We can all bow down to the Empress of Soul Sunday when Gladys Knight gives a concert at Melbourne’s King Center. Now 72, Knight is still a powerful vocalist, one of the few female stars from the 1960s still drawing crowds to large venues.
She’s paying tribute these days to icons like Ella Fitzgerald, and also offering pop covers of stars including Bruno Mars, Alicia Keyes, Adele and Sam Smith.
Then, next weekend at the King Center, John Lodge, who played a key role in one of the pioneering progressive rock bands, the Moody Blues, is touring with his own band now, having watched his second solo album get considerable recognition.
The band, named for the album, the 10,000 Light Years Band, includes a couple of Moody Blues members besides Lodge, a bass player and vocalist.
Lodge performs Friday, Feb. 3, at 8:30 p.m.
Two non-musical plays take the stages at Riverside Theatre, and that is something of a rare event. In the black box theater, Jim VanValen, the theater’s new education director, does an excellent job as a disheveled suicidal millionaire at the center of “An Empty Plate at the Café du Grand Boeuf.” And on the main stage Tuesday, Noel Coward’s “Private Lives” opens.
Johnny Mathis is performing at the Sunrise Theatre in Fort Pierce Friday night. Now 81, and still known for romantic standards, he’s also done jazz, soul and even pop. Altogether he’s sold 350 million albums on the Columbia label, and his longevity with the company puts him up there with Bob Dylan and Barbra Streisand.
And like those two, he’s been a champion of civil rights since the early 1960s, the rare African-American artist able to cross over into the white mainstream.
In the early 1980s, he faced death threats after coming out as gay – albeit obliquely, saying he’d “become accustomed” to the gay way of life.
“When are we going to find out we’re all the same?” he asked in a recent interview.
Palm Beach Opera stages Puccini’s “Madama Butterfly” this weekend at the Kravis Center. Sung in Italian with English subtitles projected above the stage, the story is so well-known you’ll hardly need them. A Japanese geisha falls in love with an American G.I., renounces her religion to marry him, then is abandoned when he leaves her – pregnant – for the States. The Moldavian soprano Inna Los sings the role of Cio-cio San Friday and Sunday; Alexandra Loutsion, a young soprano hailed by the Washington Post as “a singer to watch,” sings the role Saturday. Performances are at Friday and Saturday at 7:30 p.m., and Sunday at 2 p.m. Tickets start as low as $20 for the rear balcony and go up to $225 for the orchestra.

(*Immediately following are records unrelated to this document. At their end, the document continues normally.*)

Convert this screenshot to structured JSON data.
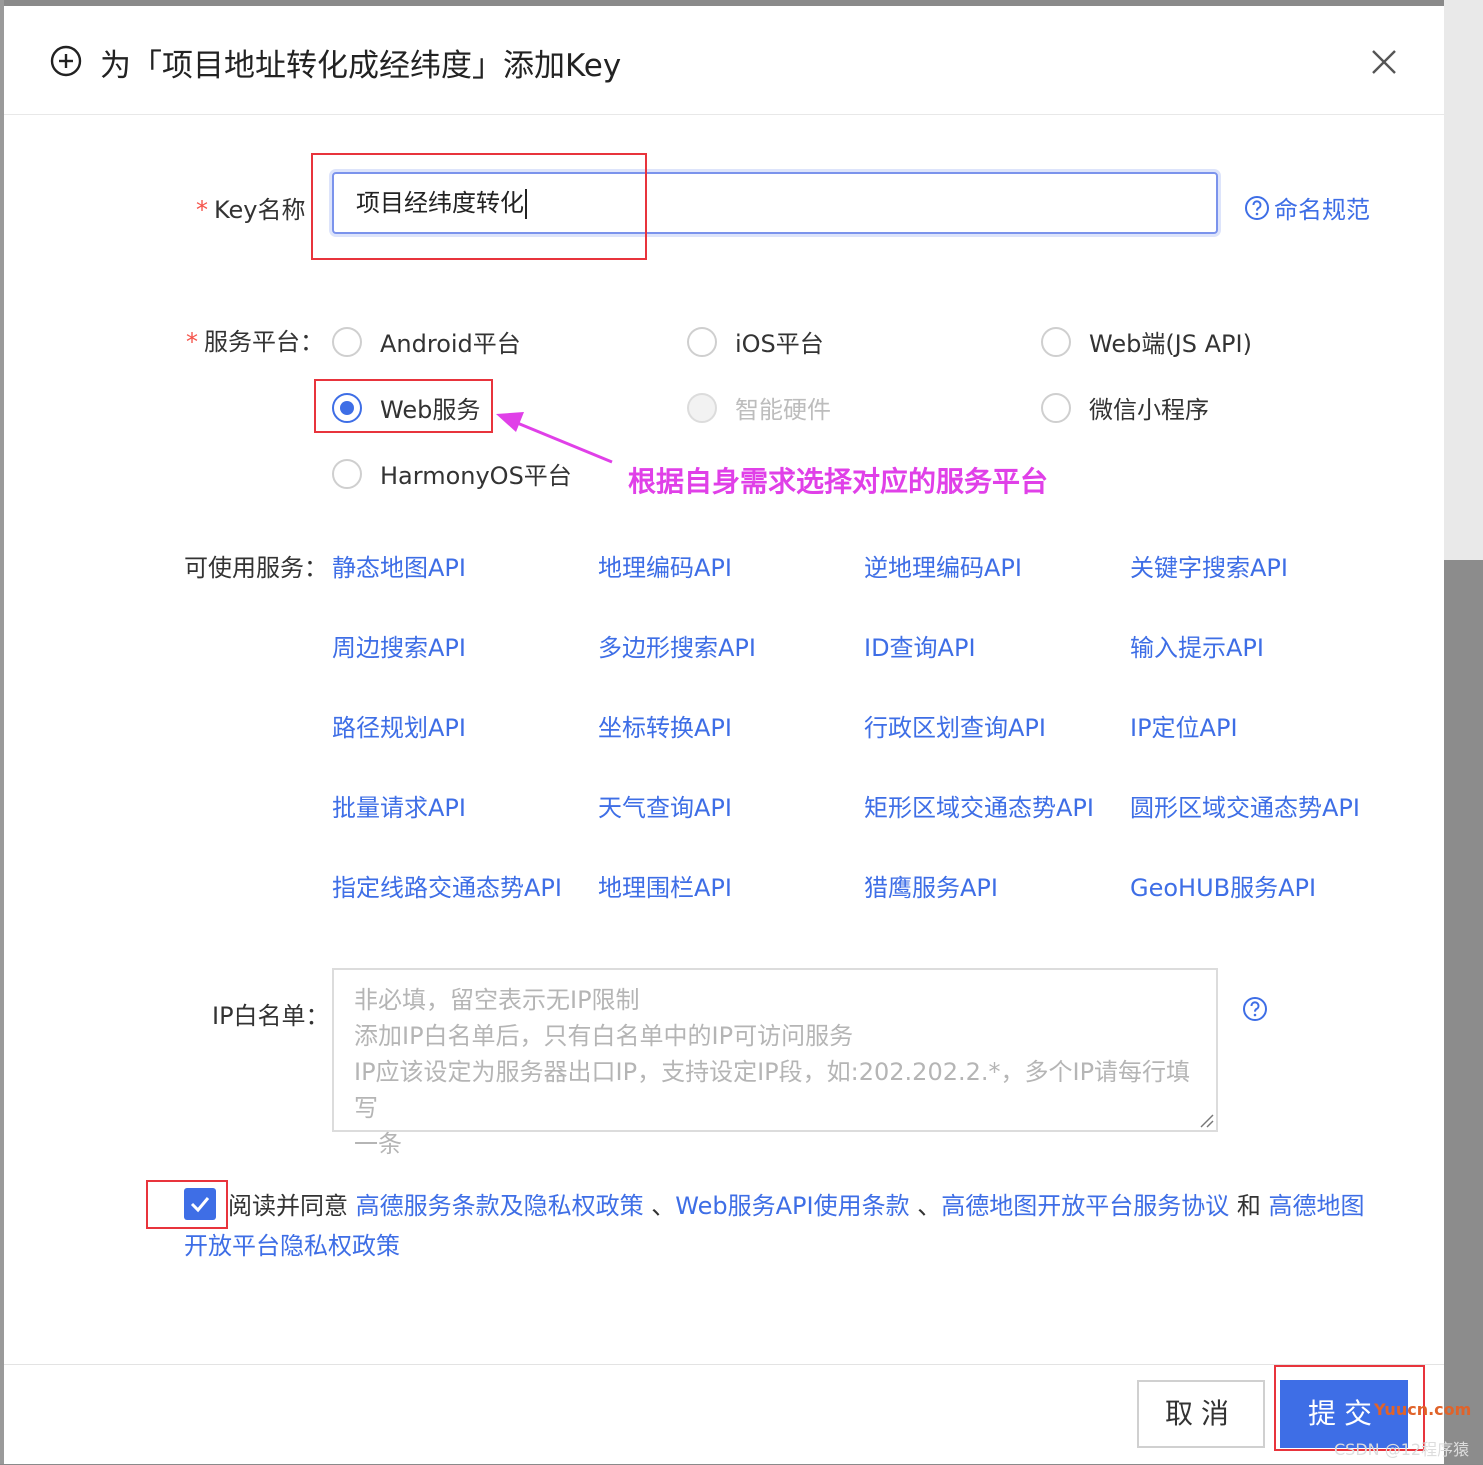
{
  "dialog": {
    "title": "为「项目地址转化成经纬度」添加Key",
    "close_icon": "close-icon"
  },
  "form": {
    "key_name_label": "Key名称",
    "key_name_value": "项目经纬度转化",
    "naming_rule_link": "命名规范",
    "platform_label": "服务平台：",
    "platforms": [
      {
        "label": "Android平台",
        "selected": false,
        "disabled": false
      },
      {
        "label": "iOS平台",
        "selected": false,
        "disabled": false
      },
      {
        "label": "Web端(JS API)",
        "selected": false,
        "disabled": false
      },
      {
        "label": "Web服务",
        "selected": true,
        "disabled": false
      },
      {
        "label": "智能硬件",
        "selected": false,
        "disabled": true
      },
      {
        "label": "微信小程序",
        "selected": false,
        "disabled": false
      },
      {
        "label": "HarmonyOS平台",
        "selected": false,
        "disabled": false
      }
    ],
    "services_label": "可使用服务：",
    "services": [
      "静态地图API",
      "地理编码API",
      "逆地理编码API",
      "关键字搜索API",
      "周边搜索API",
      "多边形搜索API",
      "ID查询API",
      "输入提示API",
      "路径规划API",
      "坐标转换API",
      "行政区划查询API",
      "IP定位API",
      "批量请求API",
      "天气查询API",
      "矩形区域交通态势API",
      "圆形区域交通态势API",
      "指定线路交通态势API",
      "地理围栏API",
      "猎鹰服务API",
      "GeoHUB服务API"
    ],
    "ip_label": "IP白名单：",
    "ip_placeholder_lines": [
      "非必填，留空表示无IP限制",
      "添加IP白名单后，只有白名单中的IP可访问服务",
      "IP应该设定为服务器出口IP，支持设定IP段，如:202.202.2.*，多个IP请每行填写",
      "一条"
    ]
  },
  "agreement": {
    "checked": true,
    "prefix": "阅读并同意 ",
    "link1": "高德服务条款及隐私权政策",
    "sep1": " 、",
    "link2": "Web服务API使用条款",
    "sep2": " 、",
    "link3": "高德地图开放平台服务协议",
    "sep3": " 和 ",
    "link4": "高德地图开放平台隐私权政策"
  },
  "footer": {
    "cancel_label": "取消",
    "submit_label": "提交"
  },
  "annotation": {
    "text": "根据自身需求选择对应的服务平台",
    "color": "#e040e8"
  },
  "watermark": {
    "site": "Yuucn.com",
    "author": "CSDN @12程序猿"
  },
  "colors": {
    "accent": "#3e6ee6",
    "required": "#f5544b",
    "annotation_box": "#e8343c"
  }
}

For a small town, Vero Beach has an unusual number of stained-glass windows. That’s thanks in large part to the presence of a nationally known stained-glass maker, Conrad Pickel Studio, that our Stephanie LaBaff wrote about a couple of issues ago. Saturday, there’s a tour of all the colorful windows around town, both by Pickel and others. The Stained Glass Crawl, as it’s called, is the initiative of Christie Garst, who became interested in Vero’s stained glass after looking into the windows at her church, Lutheran Church of the Redeemer. That’s where the crawl begins at the church at 9 a.m. There is no charge.
Friday night at Vero’s Community Church, we can put a face to a nation in the news. The National Symphony Orchestra of Ukraine performs as part of the Indian River Symphonic Association’s season. The concert includes works by Dvorak, Shostakovich and Schumann. Tickets are $80.
In contrast, there are two “free-will offering” concerts at the same church: Jonathan Moyer, associate professor of organ at Oberlin College, offers a concert on the magnificent pipe organ at Community Church at 4 p.m. Sunday. Then Thursday, Feb. 2, the Gustavus Choir conducted by Gregory J. Aune performs at 7 p.m. Both musical events are part of the church’s Community Concert Series.
Another fun – and affordable – concert of film scores is in the offing from movie buff Aaron Collins, conductor of the Space Coast Symphony Orchestra. This time, Collins pulls together the music of famous Westerns for a rousing tribute to greats like “High Noon,” “How the West was Won” and “The Good, the Bad and the Ugly.”
The concert, which includes film clips screened behind the musicians, takes place Saturday night at 7 p.m. at the Vero Beach High School Performing Arts Center.